Goodbye Studio, Hello DB

By
Fred Schott

We have decided to wind down Astro Studio and open up Astro DB to connect to any libSQL database, including Turso. Read on to learn more about how we came to the decision, what comes next, and why we think this is the right decision for Astro and Astro DB.

Earlier this year, we launched a hosted database platform called Astro Studio. Our goal was to give every Astro developer easy access to affordable, fast SQL data storage directly from within the Astro framework itself. On this point, we succeeded. Astro Studio delivered instant database access for both local development and production traffic with impressive scale and cost savings.

Our second goal was to build this into a profitable business to support the continued development and growth of Astro. On this point, we failed. Astro Studio never reached a point where we felt we had found product-market fit. Thousands of Astro developers tried the platform, but few stuck around. Larger dev platforms like Turso and Supabase offered similar features and had exciting roadmaps of their own, complicating our efforts to stand out in a crowded space. We moved too slowly. I could go on, but ultimately we couldn’t find a clear path to pursue with conviction that we were building something that would last.

As a result, we are making the call to wind down — and eventually shut down — Astro Studio. Astro Studio itself was built on top of Turso, and we feel confident recommending the Turso platform to our users as a great alternative to Astro Studio that will hopefully result in minimal disruption to migrate. You can also self-host your libSQL database or move off to another database entirely (more on this in the next section).

Some more details, for those interested:

  • Invites to Astro Studio will remain closed.
  • Existing users will no longer be able to create new databases after October 1, 2024.
  • Existing databases will no longer be accessible after March 1, 2025.
  • Any remaining databases will be deleted on or soon after March 1, 2025.
  • If you are a current Astro Studio user, check your email inbox or our Discord server in the coming days for more information and instructions.

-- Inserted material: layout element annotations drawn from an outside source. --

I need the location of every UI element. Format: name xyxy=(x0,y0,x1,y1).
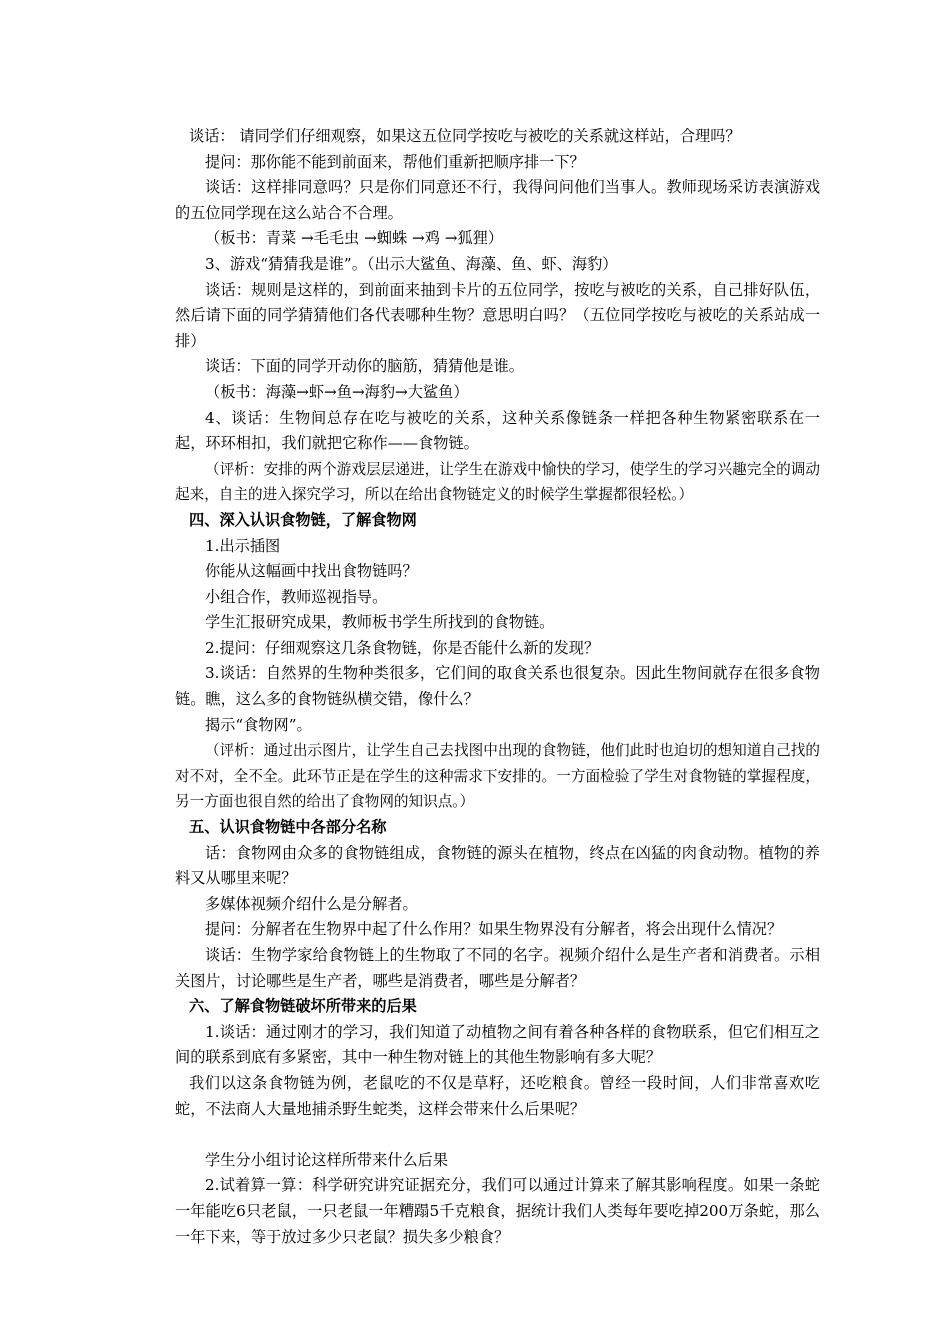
paragraph: 2.提问：仔细观察这几条食物链，你是否能什么新的发现？ xyxy=(205,638,600,657)
blank-line xyxy=(175,1122,820,1148)
section-heading: 五、认识食物链中各部分名称 xyxy=(189,818,387,837)
paragraph: 3.谈话：自然界的生物种类很多，它们间的取食关系也很复杂。因此生物间就存在很多食物链。瞧，这么多的食物链纵横交错，像什么？ xyxy=(175,664,820,709)
paragraph: 多媒体视频介绍什么是分解者。 xyxy=(205,894,418,913)
paragraph: 你能从这幅画中找出食物链吗？ xyxy=(205,562,418,581)
paragraph: 提问：那你能不能到前面来，帮他们重新把顺序排一下？ xyxy=(205,152,585,171)
paragraph: 谈话： 请同学们仔细观察，如果这五位同学按吃与被吃的关系就这样站，合理吗？ xyxy=(189,127,741,145)
paragraph: 提问：分解者在生物界中起了什么作用？如果生物界没有分解者，将会出现什么情况？ xyxy=(205,920,783,939)
comment-paragraph: （评析：通过出示图片，让学生自己去找图中出现的食物链，他们此时也迫切的想知道自己找的对不对，全不全。此环节正是在学生的这种需求下安排的。一方面检验了学生对食物链的掌握程度，另一方面也很自然的给出了食物网的知识点。） xyxy=(175,742,820,811)
paragraph: 4、谈话：生物间总存在吃与被吃的关系，这种关系像链条一样把各种生物紧密联系在一起，环环相扣，我们就把它称作——食物链。 xyxy=(175,408,820,453)
paragraph: （板书：青菜 →毛毛虫 →蜘蛛 →鸡 →狐狸） xyxy=(205,229,504,248)
paragraph: 3、游戏“猜猜我是谁”。（出示大鲨鱼、海藻、鱼、虾、海豹） xyxy=(205,254,618,273)
paragraph: 谈话：生物学家给食物链上的生物取了不同的名字。视频介绍什么是生产者和消费者。示相关图片，讨论哪些是生产者，哪些是消费者，哪些是分解者？ xyxy=(175,946,820,990)
section-heading: 四、深入认识食物链，了解食物网 xyxy=(189,510,417,529)
paragraph: 1.出示插图 xyxy=(205,536,281,555)
paragraph: 小组合作，教师巡视指导。 xyxy=(205,587,388,606)
document-body xyxy=(175,124,820,1250)
paragraph: 2.试着算一算：科学研究讲究证据充分，我们可以通过计算来了解其影响程度。如果一条蛇一年能吃6只老鼠，一只老鼠一年糟蹋5千克粮食，据统计我们人类每年要吃掉200万条蛇，那么一年下来，等于放过多少只老鼠？损失多少粮食？ xyxy=(175,1176,820,1246)
paragraph: 揭示“食物网”。 xyxy=(205,715,312,734)
comment-paragraph: （评析：安排的两个游戏层层递进，让学生在游戏中愉快的学习，使学生的学习兴趣完全的调动起来，自主的进入探究学习，所以在给出食物链定义的时候学生掌握都很轻松。） xyxy=(175,460,820,504)
paragraph: 谈话：下面的同学开动你的脑筋，猜猜他是谁。 xyxy=(205,357,524,376)
paragraph: 谈话：这样排同意吗？只是你们同意还不行，我得问问他们当事人。教师现场采访表演游戏的五位同学现在这么站合不合理。 xyxy=(175,178,820,222)
paragraph: 1.谈话：通过刚才的学习，我们知道了动植物之间有着各种各样的食物联系，但它们相互之间的联系到底有多紧密，其中一种生物对链上的其他生物影响有多大呢？ xyxy=(175,1022,820,1067)
paragraph: 学生汇报研究成果，教师板书学生所找到的食物链。 xyxy=(205,613,555,632)
paragraph: （板书：海藻→虾→鱼→海豹→大鲨鱼） xyxy=(205,382,469,401)
paragraph: 谈话：规则是这样的，到前面来抽到卡片的五位同学，按吃与被吃的关系，自己排好队伍，然后请下面的同学猜猜他们各代表哪种生物？意思明白吗？（五位同学按吃与被吃的关系站成一排） xyxy=(175,280,820,350)
paragraph: 我们以这条食物链为例，老鼠吃的不仅是草籽，还吃粮食。曾经一段时间，人们非常喜欢吃蛇，不法商人大量地捕杀野生蛇类，这样会带来什么后果呢？ xyxy=(175,1073,820,1118)
paragraph: 学生分小组讨论这样所带来什么后果 xyxy=(205,1150,448,1169)
paragraph: 话：食物网由众多的食物链组成，食物链的源头在植物，终点在凶猛的肉食动物。植物的养料又从哪里来呢？ xyxy=(175,843,820,888)
section-heading: 六、了解食物链破坏所带来的后果 xyxy=(189,997,417,1016)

To the thousands of developers who tried Astro Studio this year: thank you. Thank you for taking a bet on us. This experience has taught us so much and we are already taking these lessons — and preserving some of our favorite parts of Studio — to chart a new course and build something that we do think will last. Next week is launch week, so check back with us next Friday for an sneak preview of what we’ve been up to…

Astro DB: Doubling Down on Open Source

Looking ahead, there is some good news hidden in this announcement: Astro DB isn’t going anywhere. It’s actually improving.

For anyone unfamiliar, Astro DB is the framework and software component of our database story. It includes a local dev database, schema management, automatic migrations, and a database ORM/SDK with full automatic TypeScript types. It’s incredibly cool, but up until recently it only worked with the Astro Studio platform.

With Astro Studio winding down, we can now invest our time and energy into making Astro DB even more open and powerful for everyone.

As of Astro 4.15, you can now connect Astro DB to any libSQL (SQLite) database! This required some clever refactoring, like moving some important administrative metadata for a database into the database itself, so that everything you needed could be self-contained. Thank you to Astro community member and maintainer @Fryuni for his work to make this possible!

I’m personally so excited for a world where Astro DB can talk to any database you point it to. One day, Astro DB could talk to your MySQL or Postgres database, entirely built-in to the Astro framework. This change takes us one step closer to that future!